The heavy water project in Arak

At present, the Khandab project in Arak is underway and has not been stopped. After this project was exposed in August 2002 by the NCRI, the regime stopped working on the section that related to increasing its capacity. After some considerations, officials reached the conclusion that the project is in such a stage that they cannot dismantle the machinery and change the facilities. It was thus decided to continue the project and justify it if asked by the AIEA by saying that it addresses the country's industrial needs. One reason that they were forced to stop increasing its capacity was that after the August revelations, their business counterparts refused to sign new contracts.

The clerical regime has shown that in light of its extremely fragile position inside Iran, unprecedented social disenchantment and the expansion of popular resistance, would not show any scruples in using weapons of mass destruction to stabilize its position. For example, on April 18, 2001, the clerical regime fired 77 surface-to-surface missiles at seven camps of the Iranian Resistance simultaneously. The attack resulted in the death of a large number of innocent civilians. At the time, Khamenei's advisor Brig. Gen. Ali Larijani said that this was a warning to the region's small countries not to play with the lion's tail.

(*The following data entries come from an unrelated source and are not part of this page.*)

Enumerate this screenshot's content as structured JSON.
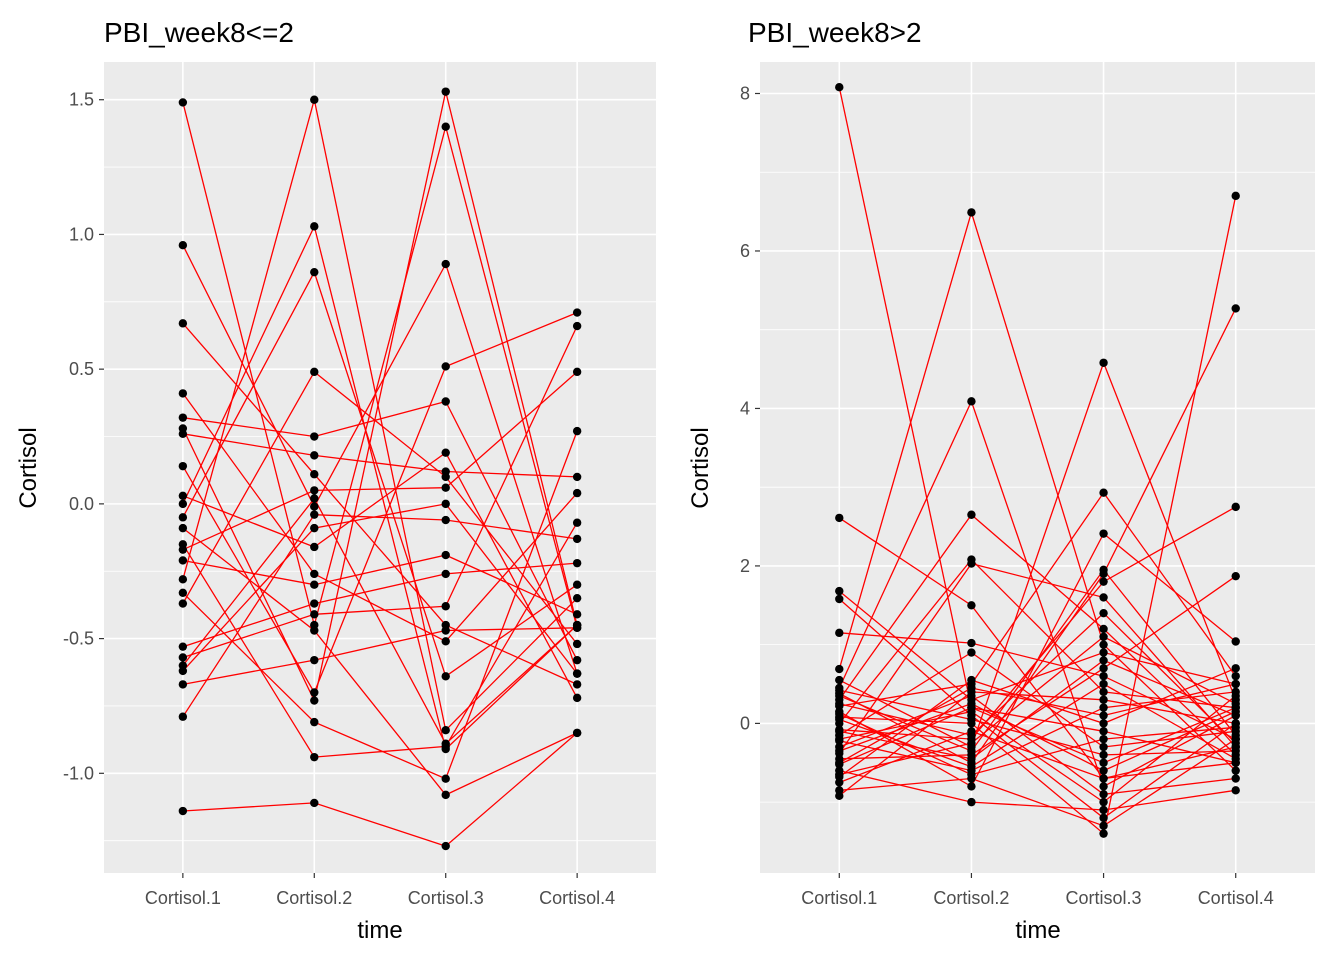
{
  "chart_data": [
    {
      "type": "line",
      "title": "PBI_week8<=2",
      "xlabel": "time",
      "ylabel": "Cortisol",
      "categories": [
        "Cortisol.1",
        "Cortisol.2",
        "Cortisol.3",
        "Cortisol.4"
      ],
      "ylim": [
        -1.37,
        1.64
      ],
      "yticks": [
        -1.0,
        -0.5,
        0.0,
        0.5,
        1.0,
        1.5
      ],
      "ytick_labels": [
        "-1.0",
        "-0.5",
        "0.0",
        "0.5",
        "1.0",
        "1.5"
      ],
      "grid": true,
      "line_color": "#ff0000",
      "point_color": "#000000",
      "panel_color": "#ebebeb",
      "series": [
        {
          "values": [
            1.49,
            -0.45,
            1.4,
            -0.46
          ]
        },
        {
          "values": [
            0.96,
            -0.01,
            0.89,
            -0.63
          ]
        },
        {
          "values": [
            0.67,
            0.11,
            -0.45,
            -0.67
          ]
        },
        {
          "values": [
            0.41,
            -0.26,
            -0.51,
            0.04
          ]
        },
        {
          "values": [
            0.32,
            0.25,
            0.38,
            -0.58
          ]
        },
        {
          "values": [
            0.28,
            -0.73,
            1.53,
            -0.45
          ]
        },
        {
          "values": [
            0.26,
            0.18,
            0.12,
            0.1
          ]
        },
        {
          "values": [
            0.14,
            -0.7,
            0.51,
            0.71
          ]
        },
        {
          "values": [
            0.03,
            -0.16,
            0.19,
            -0.72
          ]
        },
        {
          "values": [
            0.0,
            1.03,
            -0.91,
            -0.45
          ]
        },
        {
          "values": [
            -0.05,
            0.86,
            -0.64,
            -0.3
          ]
        },
        {
          "values": [
            -0.09,
            -0.47,
            -1.08,
            -0.85
          ]
        },
        {
          "values": [
            -0.17,
            0.05,
            0.06,
            0.49
          ]
        },
        {
          "values": [
            -0.21,
            -0.3,
            -0.19,
            -0.41
          ]
        },
        {
          "values": [
            -0.28,
            1.5,
            -0.84,
            -0.35
          ]
        },
        {
          "values": [
            -0.33,
            -0.81,
            -1.02,
            0.27
          ]
        },
        {
          "values": [
            -0.37,
            0.49,
            0.1,
            -0.52
          ]
        },
        {
          "values": [
            -0.53,
            -0.37,
            -0.26,
            -0.22
          ]
        },
        {
          "values": [
            -0.57,
            -0.41,
            -0.38,
            0.66
          ]
        },
        {
          "values": [
            -0.6,
            0.02,
            -0.89,
            -0.45
          ]
        },
        {
          "values": [
            -0.62,
            -0.09,
            0.0,
            -0.63
          ]
        },
        {
          "values": [
            -0.67,
            -0.58,
            -0.47,
            -0.46
          ]
        },
        {
          "values": [
            -0.79,
            -0.04,
            -0.06,
            -0.13
          ]
        },
        {
          "values": [
            -1.14,
            -1.11,
            -1.27,
            -0.85
          ]
        },
        {
          "values": [
            -0.15,
            -0.94,
            -0.9,
            -0.07
          ]
        }
      ]
    },
    {
      "type": "line",
      "title": "PBI_week8>2",
      "xlabel": "time",
      "ylabel": "Cortisol",
      "categories": [
        "Cortisol.1",
        "Cortisol.2",
        "Cortisol.3",
        "Cortisol.4"
      ],
      "ylim": [
        -1.9,
        8.4
      ],
      "yticks": [
        0,
        2,
        4,
        6,
        8
      ],
      "ytick_labels": [
        "0",
        "2",
        "4",
        "6",
        "8"
      ],
      "grid": true,
      "line_color": "#ff0000",
      "point_color": "#000000",
      "panel_color": "#ebebeb",
      "series": [
        {
          "values": [
            8.08,
            0.2,
            -0.1,
            -0.5
          ]
        },
        {
          "values": [
            2.61,
            1.5,
            -0.7,
            -0.3
          ]
        },
        {
          "values": [
            1.68,
            0.3,
            0.9,
            0.5
          ]
        },
        {
          "values": [
            1.58,
            0.1,
            -1.2,
            0.0
          ]
        },
        {
          "values": [
            1.15,
            1.02,
            0.6,
            -0.2
          ]
        },
        {
          "values": [
            0.69,
            6.49,
            1.0,
            -0.6
          ]
        },
        {
          "values": [
            0.55,
            -0.3,
            4.58,
            0.3
          ]
        },
        {
          "values": [
            0.45,
            4.09,
            -0.8,
            0.1
          ]
        },
        {
          "values": [
            0.38,
            -0.5,
            1.9,
            5.27
          ]
        },
        {
          "values": [
            0.3,
            2.65,
            1.2,
            -0.4
          ]
        },
        {
          "values": [
            0.22,
            0.5,
            2.93,
            0.6
          ]
        },
        {
          "values": [
            0.15,
            -0.8,
            2.41,
            1.04
          ]
        },
        {
          "values": [
            0.08,
            0.0,
            -1.4,
            6.7
          ]
        },
        {
          "values": [
            0.0,
            2.08,
            0.4,
            0.2
          ]
        },
        {
          "values": [
            -0.08,
            -0.2,
            1.8,
            2.75
          ]
        },
        {
          "values": [
            -0.15,
            0.9,
            -0.3,
            -0.1
          ]
        },
        {
          "values": [
            -0.22,
            -0.6,
            0.2,
            0.4
          ]
        },
        {
          "values": [
            -0.3,
            0.35,
            -0.9,
            -0.7
          ]
        },
        {
          "values": [
            -0.38,
            2.03,
            1.6,
            -0.3
          ]
        },
        {
          "values": [
            -0.45,
            -0.4,
            0.7,
            1.87
          ]
        },
        {
          "values": [
            -0.52,
            0.2,
            -0.5,
            0.2
          ]
        },
        {
          "values": [
            -0.6,
            -1.0,
            -1.1,
            -0.85
          ]
        },
        {
          "values": [
            -0.68,
            0.55,
            0.0,
            0.7
          ]
        },
        {
          "values": [
            -0.75,
            -0.1,
            -0.7,
            -0.5
          ]
        },
        {
          "values": [
            -0.85,
            -0.7,
            -1.3,
            -0.2
          ]
        },
        {
          "values": [
            -0.92,
            0.4,
            0.3,
            0.0
          ]
        },
        {
          "values": [
            0.35,
            -0.35,
            1.95,
            -0.15
          ]
        },
        {
          "values": [
            -0.2,
            0.15,
            -1.0,
            0.35
          ]
        },
        {
          "values": [
            0.05,
            -0.55,
            0.5,
            -0.45
          ]
        },
        {
          "values": [
            -0.35,
            0.25,
            -0.6,
            0.15
          ]
        },
        {
          "values": [
            0.25,
            -0.15,
            1.4,
            -0.25
          ]
        },
        {
          "values": [
            -0.5,
            0.45,
            0.1,
            0.5
          ]
        },
        {
          "values": [
            0.12,
            -0.65,
            -0.2,
            -0.05
          ]
        },
        {
          "values": [
            -0.65,
            -0.25,
            1.1,
            0.25
          ]
        },
        {
          "values": [
            0.42,
            0.05,
            -0.4,
            -0.35
          ]
        },
        {
          "values": [
            -0.1,
            -0.45,
            0.8,
            0.1
          ]
        }
      ]
    }
  ]
}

The clerical regime has tested missiles with a range of 2,000 km and is planning to produce missiles with the range of 4,000 to 6,000 km. Silence and inaction vis-à-vis this regime by the international community and the policy of appeasement pursued by a number of Western countries has made it easier for the regime to acquire weapons of mass destruction.

The Iranian Resistance again calls for the UN Security Council's immediate consideration of the clerical regime weapons of mass destruction program and its terrorism which, in view of the crisis in the region, are increasing.